Visuellement, Garland a conçu un cadre à la fois merveilleux et dégénéré : le "miroitement" a un aspect visqueux depuis l'extérieur mais avec les couleurs d'un arc-en-ciel - ce mélange à la fois dégoûtant et enchanteur donne le la à tout le reste du production design. La flore réserve des surprises extraordinaires, culminant avec la découverte du village envahi par la végétation et les plantes à forme humaine, une aberration superbe. La faune est plus inquiétante avec un alligator impressionnant et surtout un ours à la tête décharnée vraiment effrayant (la séquence où il resurgit pour tuer Anya et manque de faire de même avec Lena est saisissante, d'une intensité mémorable).

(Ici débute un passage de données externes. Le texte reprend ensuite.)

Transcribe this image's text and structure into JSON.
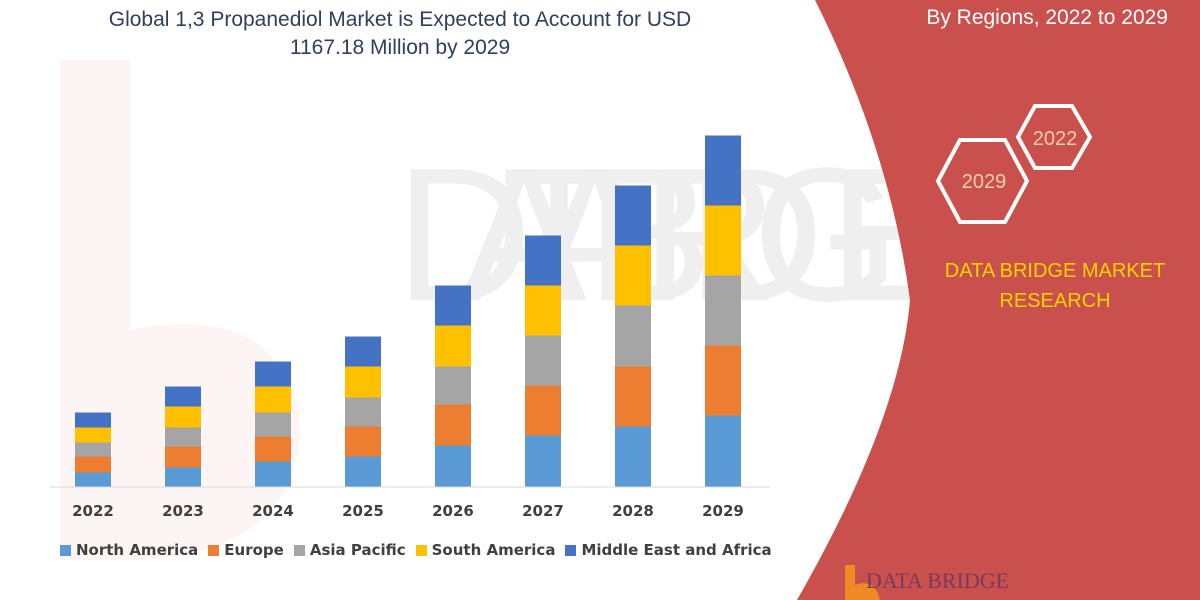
{
  "header": {
    "title_line1": "Global 1,3 Propanediol Market is Expected to Account for USD",
    "title_line2": "1167.18 Million by 2029",
    "subtitle": "By Regions, 2022 to 2029"
  },
  "side_panel": {
    "hex_labels": [
      "2022",
      "2029"
    ],
    "brand_line1": "DATA BRIDGE MARKET",
    "brand_line2": "RESEARCH",
    "logo_text": "DATA BRIDGE",
    "panel_color": "#c9504d",
    "brand_color": "#ffd200"
  },
  "chart_data": {
    "type": "bar",
    "stacked": true,
    "title": "Global 1,3 Propanediol Market is Expected to Account for USD 1167.18 Million by 2029",
    "xlabel": "",
    "ylabel": "",
    "y_axis_shown": false,
    "values_note_unit": "relative (no axis printed)",
    "ylim": [
      0,
      360
    ],
    "grid": false,
    "legend_position": "bottom",
    "categories": [
      "2022",
      "2023",
      "2024",
      "2025",
      "2026",
      "2027",
      "2028",
      "2029"
    ],
    "series": [
      {
        "name": "North America",
        "color": "#5b9bd5",
        "values": [
          14,
          19,
          25,
          30,
          41,
          51,
          60,
          71
        ]
      },
      {
        "name": "Europe",
        "color": "#ed7d31",
        "values": [
          16,
          21,
          25,
          30,
          41,
          50,
          60,
          70
        ]
      },
      {
        "name": "Asia Pacific",
        "color": "#a5a5a5",
        "values": [
          14,
          19,
          24,
          29,
          38,
          50,
          61,
          70
        ]
      },
      {
        "name": "South America",
        "color": "#ffc000",
        "values": [
          15,
          21,
          26,
          31,
          41,
          50,
          60,
          70
        ]
      },
      {
        "name": "Middle East and Africa",
        "color": "#4472c4",
        "values": [
          15,
          20,
          25,
          30,
          40,
          50,
          60,
          70
        ]
      }
    ]
  }
}
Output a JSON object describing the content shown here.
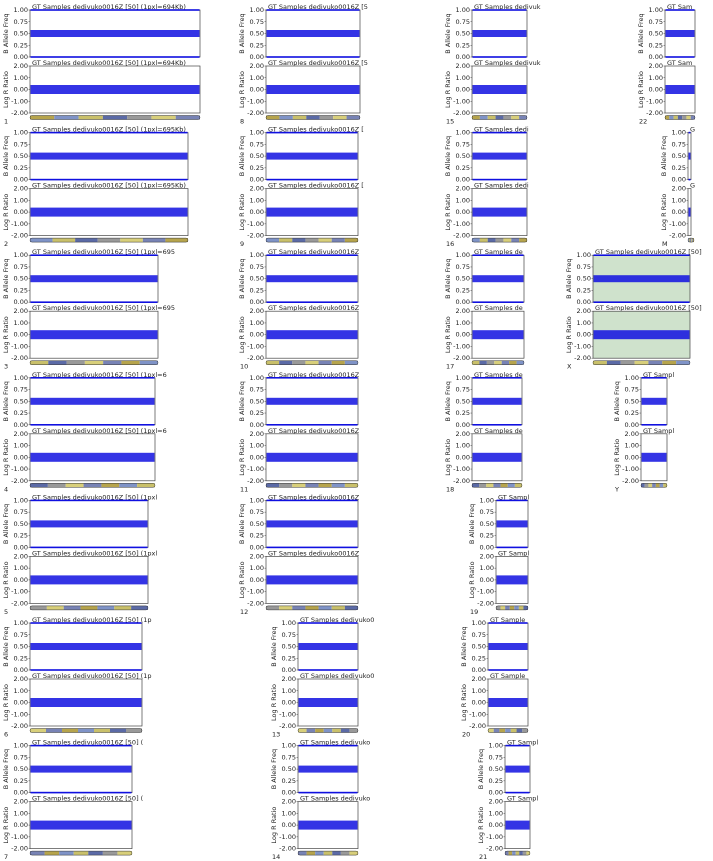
{
  "chart_data": {
    "type": "scatter",
    "baf_axis_label": "B Allele Freq",
    "lrr_axis_label": "Log R Ratio",
    "baf_ylim": [
      0,
      1
    ],
    "baf_yticks": [
      {
        "value": 1,
        "label": "1.00"
      },
      {
        "value": 0.75,
        "label": "0.75"
      },
      {
        "value": 0.5,
        "label": "0.50"
      },
      {
        "value": 0.25,
        "label": "0.25"
      },
      {
        "value": 0,
        "label": "0.00"
      }
    ],
    "lrr_ylim": [
      -2,
      2
    ],
    "lrr_yticks": [
      {
        "value": 2,
        "label": "2.00"
      },
      {
        "value": 1,
        "label": "1.00"
      },
      {
        "value": 0,
        "label": "0.00"
      },
      {
        "value": -1,
        "label": "-1.00"
      },
      {
        "value": -2,
        "label": "-2.00"
      }
    ],
    "baf_clusters": [
      0,
      0.5,
      1
    ],
    "lrr_clusters": [
      0
    ],
    "color": "#1010e0",
    "panels": [
      {
        "chromosome": "1",
        "title": "GT Samples dedivuko0016Z [50] (1pxl=694Kb)"
      },
      {
        "chromosome": "2",
        "title": "GT Samples dedivuko0016Z [50] (1pxl=695Kb)"
      },
      {
        "chromosome": "3",
        "title": "GT Samples dedivuko0016Z [50] (1pxl=695"
      },
      {
        "chromosome": "4",
        "title": "GT Samples dedivuko0016Z [50] (1pxl=6"
      },
      {
        "chromosome": "5",
        "title": "GT Samples dedivuko0016Z [50] (1pxl"
      },
      {
        "chromosome": "6",
        "title": "GT Samples dedivuko0016Z [50] (1p"
      },
      {
        "chromosome": "7",
        "title": "GT Samples dedivuko0016Z [50] ("
      },
      {
        "chromosome": "8",
        "title": "GT Samples dedivuko0016Z [5"
      },
      {
        "chromosome": "9",
        "title": "GT Samples dedivuko0016Z ["
      },
      {
        "chromosome": "10",
        "title": "GT Samples dedivuko0016Z"
      },
      {
        "chromosome": "11",
        "title": "GT Samples dedivuko0016Z"
      },
      {
        "chromosome": "12",
        "title": "GT Samples dedivuko0016Z"
      },
      {
        "chromosome": "13",
        "title": "GT Samples dedivuko0"
      },
      {
        "chromosome": "14",
        "title": "GT Samples dedivuko"
      },
      {
        "chromosome": "15",
        "title": "GT Samples dedivuk"
      },
      {
        "chromosome": "16",
        "title": "GT Samples dedi"
      },
      {
        "chromosome": "17",
        "title": "GT Samples de"
      },
      {
        "chromosome": "18",
        "title": "GT Samples de"
      },
      {
        "chromosome": "19",
        "title": "GT Sampl"
      },
      {
        "chromosome": "20",
        "title": "GT Sample"
      },
      {
        "chromosome": "21",
        "title": "GT Sampl"
      },
      {
        "chromosome": "22",
        "title": "GT Sam"
      },
      {
        "chromosome": "M",
        "title": "G"
      },
      {
        "chromosome": "X",
        "title": "GT Samples dedivuko0016Z [50]",
        "background": "#cfe2cc"
      },
      {
        "chromosome": "Y",
        "title": "GT Sampl"
      }
    ]
  }
}
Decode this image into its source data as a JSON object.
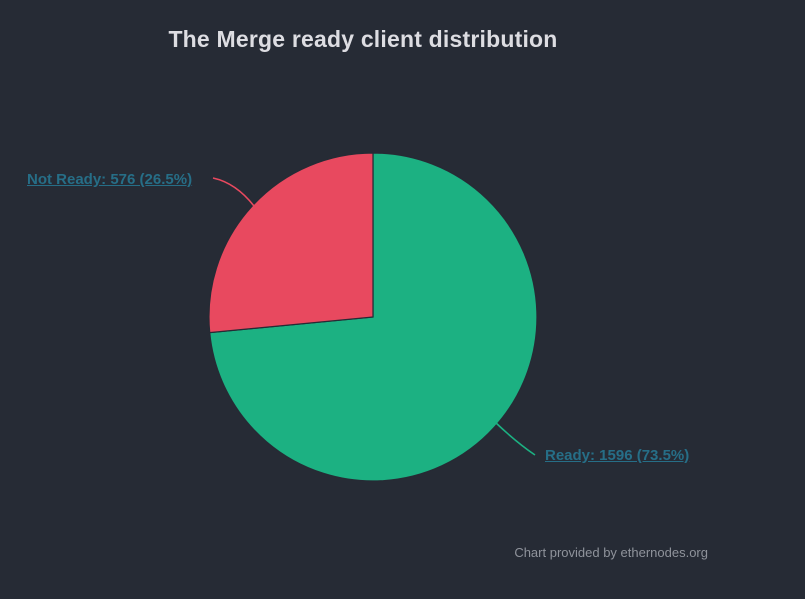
{
  "title": "The Merge ready client distribution",
  "credits": {
    "label": "Chart provided by ethernodes.org"
  },
  "chart_data": {
    "type": "pie",
    "title": "The Merge ready client distribution",
    "start_angle": -90,
    "direction": "clockwise",
    "legend": "none",
    "data_label_color": "#266e87",
    "series": [
      {
        "name": "Ready",
        "value": 1596,
        "percent": 73.5,
        "color": "#1cb182",
        "label": "Ready: 1596 (73.5%)"
      },
      {
        "name": "Not Ready",
        "value": 576,
        "percent": 26.5,
        "color": "#e8495f",
        "label": "Not Ready: 576 (26.5%)"
      }
    ]
  },
  "colors": {
    "background": "#262b35",
    "title": "#dddde2",
    "credits": "#8f939b"
  }
}
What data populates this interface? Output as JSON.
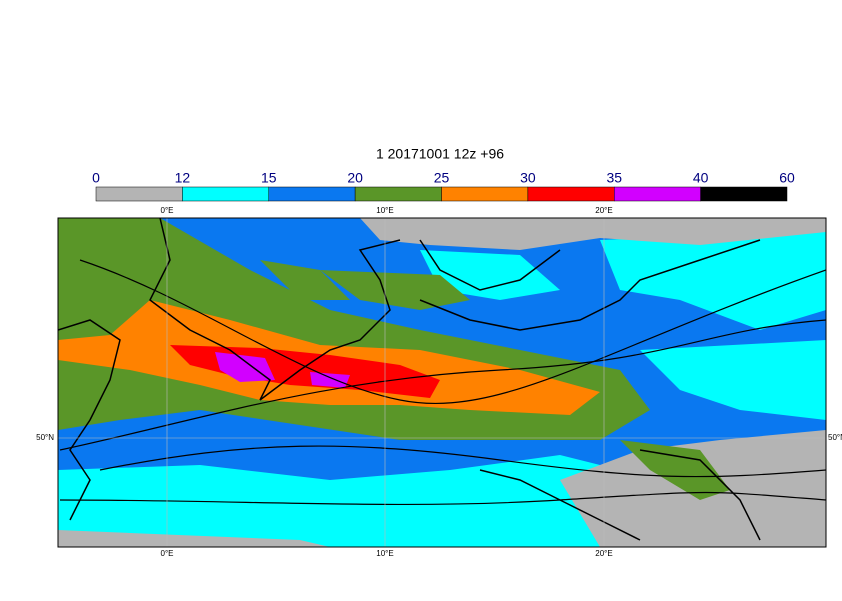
{
  "title": "1 20171001 12z +96",
  "colorbar": {
    "levels": [
      0,
      12,
      15,
      20,
      25,
      30,
      35,
      40,
      60
    ],
    "colors": [
      "#b4b4b4",
      "#00ffff",
      "#0a78f0",
      "#5a9628",
      "#ff8200",
      "#ff0000",
      "#d200ff",
      "#000000"
    ]
  },
  "map": {
    "lon_labels": [
      "0°E",
      "10°E",
      "20°E"
    ],
    "lat_labels": [
      "50°N"
    ]
  }
}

Pour que ce récit vive au-delà de ses extravagances, il fallait des interprètes de haut vol et Garland a réuni une bande d'actrices épatantes, dominée par la prestation fébrile de Natalie Portman qui compense la cérébralité distante de son personnage (aussi bien public que fictif). Dans ce registre physique inhabituel chez elle, elle est d'une crédibilité étonnante, et n'a pas besoin de grimacer pour exprimer la gamme émotionnelle qui agit Lena. Plus convenue, Jennifer Jason Leigh campe une psy borderline qui est éclipsée par la sobriété de sa partenaire. Tuva Novotny et Gina Rodriguez sont plus en retrait mais bénéficient de quelques scènes intenses. Quant à Tessa Thompson, elle est remarquable dans le personnage le plus lucide et fragile du lot. Enfin, Oscar Isaac (déjà présent dans Ex-Machina) est troublant à souhait.

Cette réflexion sur les thèmes du double, de la mutation, avec quelques accents subtilement écologiques, est passionnante et, si on peut comprendre la perplexité d'un grand studio sur la façon de distribuer un tel film, on sait gré à Netflix de nous permettre d'expérimenter cette oeuvre hypnotique.